The last peak of the day is An Caisteal and the highest, topping out at 995 metres. It is now a 200 metre ascent up the rocky spur. The party that I had seen earlier are almost at the top. In a bitterly cold wind I toiled up to the top, and again I have no appetite to linger on the summit so it is just a quick photograph stop to prove that I had bagged yet another summit.

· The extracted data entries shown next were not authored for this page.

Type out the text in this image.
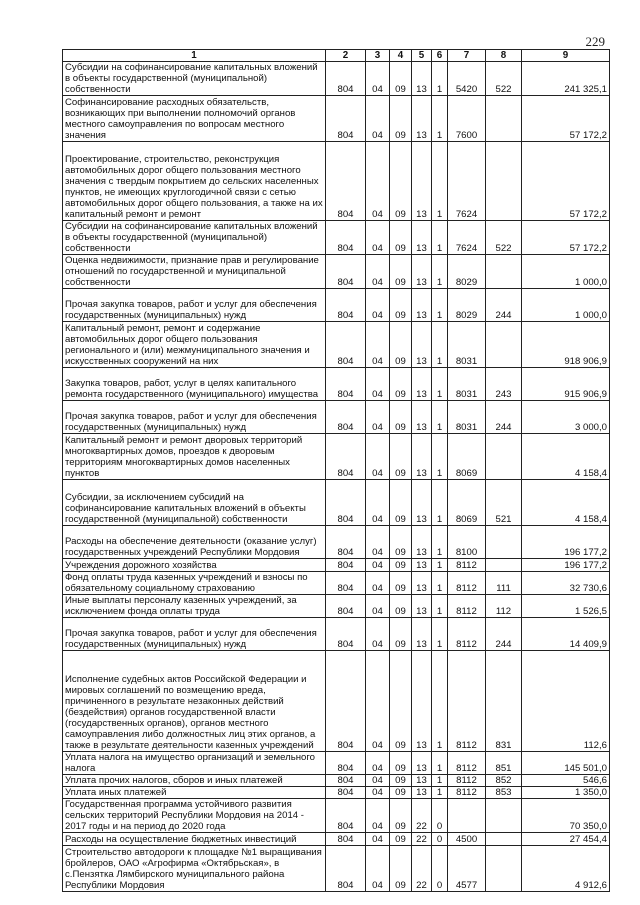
229
1	2	3	4	5	6	7	8	9
Субсидии на софинансирование капитальных вложений в объекты государственной (муниципальной) собственности	804	04	09	13	1	5420	522	241 325,1
Софинансирование расходных обязательств, возникающих при выполнении полномочий органов местного самоуправления по вопросам местного значения	804	04	09	13	1	7600		57 172,2
Проектирование, строительство, реконструкция автомобильных дорог общего пользования местного значения с твердым покрытием до сельских населенных пунктов, не имеющих круглогодичной связи с сетью автомобильных дорог общего пользования, а также на их капитальный ремонт и ремонт	804	04	09	13	1	7624		57 172,2
Субсидии на софинансирование капитальных вложений в объекты государственной (муниципальной) собственности	804	04	09	13	1	7624	522	57 172,2
Оценка недвижимости, признание прав и регулирование отношений по государственной и муниципальной собственности	804	04	09	13	1	8029		1 000,0
Прочая закупка товаров, работ и услуг для обеспечения государственных (муниципальных) нужд	804	04	09	13	1	8029	244	1 000,0
Капитальный ремонт, ремонт и содержание автомобильных дорог общего пользования регионального и (или) межмуниципального значения и искусственных сооружений на них	804	04	09	13	1	8031		918 906,9
Закупка товаров, работ, услуг в целях капитального ремонта государственного (муниципального) имущества	804	04	09	13	1	8031	243	915 906,9
Прочая закупка товаров, работ и услуг для обеспечения государственных (муниципальных) нужд	804	04	09	13	1	8031	244	3 000,0
Капитальный ремонт и ремонт дворовых территорий многоквартирных домов, проездов к дворовым территориям многоквартирных домов населенных пунктов	804	04	09	13	1	8069		4 158,4
Субсидии, за исключением субсидий на софинансирование капитальных вложений в объекты государственной (муниципальной) собственности	804	04	09	13	1	8069	521	4 158,4
Расходы на обеспечение деятельности (оказание услуг) государственных учреждений Республики Мордовия	804	04	09	13	1	8100		196 177,2
Учреждения дорожного хозяйства	804	04	09	13	1	8112		196 177,2
Фонд оплаты труда казенных учреждений и взносы по обязательному социальному страхованию	804	04	09	13	1	8112	111	32 730,6
Иные выплаты персоналу казенных учреждений, за исключением фонда оплаты труда	804	04	09	13	1	8112	112	1 526,5
Прочая закупка товаров, работ и услуг для обеспечения государственных (муниципальных) нужд	804	04	09	13	1	8112	244	14 409,9
Исполнение судебных актов Российской Федерации и мировых соглашений по возмещению вреда, причиненного в результате незаконных действий (бездействия) органов государственной власти (государственных органов), органов местного самоуправления либо должностных лиц этих органов, а также в результате деятельности казенных учреждений	804	04	09	13	1	8112	831	112,6
Уплата налога на имущество организаций и земельного налога	804	04	09	13	1	8112	851	145 501,0
Уплата прочих налогов, сборов и иных платежей	804	04	09	13	1	8112	852	546,6
Уплата иных платежей	804	04	09	13	1	8112	853	1 350,0
Государственная программа устойчивого развития сельских территорий Республики Мордовия на 2014 - 2017 годы и на период до 2020 года	804	04	09	22	0			70 350,0
Расходы на осуществление бюджетных инвестиций	804	04	09	22	0	4500		27 454,4
Строительство автодороги к площадке №1 выращивания бройлеров, ОАО «Агрофирма «Октябрьская», в с.Пензятка Лямбирского муниципального района Республики Мордовия	804	04	09	22	0	4577		4 912,6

With time pressing, I am now well behind schedule. The easiest descent now is via Twistin Hill which indeed has one or two surprises up its sleeve with a gash in the ridge to cross and on its eastern side snow has drifted to around thirty feet. The other party are some half mile ahead of me and by now crossing the spur at Sron Gharbh. I follow on down the ridge with a head wind which makes my eyes water. It is even cold enough for gloves and yet this is June but it feels more like mid winter. At Sron Gharbh I decide to head directly off the ridge to a point where work is being carried out to harness the water on the Allt Andoran. Beyond that point a track has been constructed. It is a quick descent and I am pleased that the wind has dropped at lower levels. The other party has takebn a longer route for the descent and I have now almost caught them up. Crossing the Allt Andoran proves another matter and thankfully I have seen where the other party has crossed. The stream is running high and many rocks are submerged. It certainly isn’t the place to take a paddle. Safely across I soon catch up the other party who consist of a father and two adult sons. The father is tiring after doing a similar walk to the one I have done. One of the other son’s I get chatting to for the remainder of the walk. Since leaving the army, he was out on a challenge for charity to climb all the Munro’s before September but he had only just started this quest and the previous week he had been out in some atrocious weather and reading between the lines I just thought that he was being a bit too ambitious.

Well three Munro’s had been bagged after an early start from home and a three hundred mile drive I was now ready for a good rest.

Looking back along Twistin Hill towards An Caisteal, my last Munro of the day.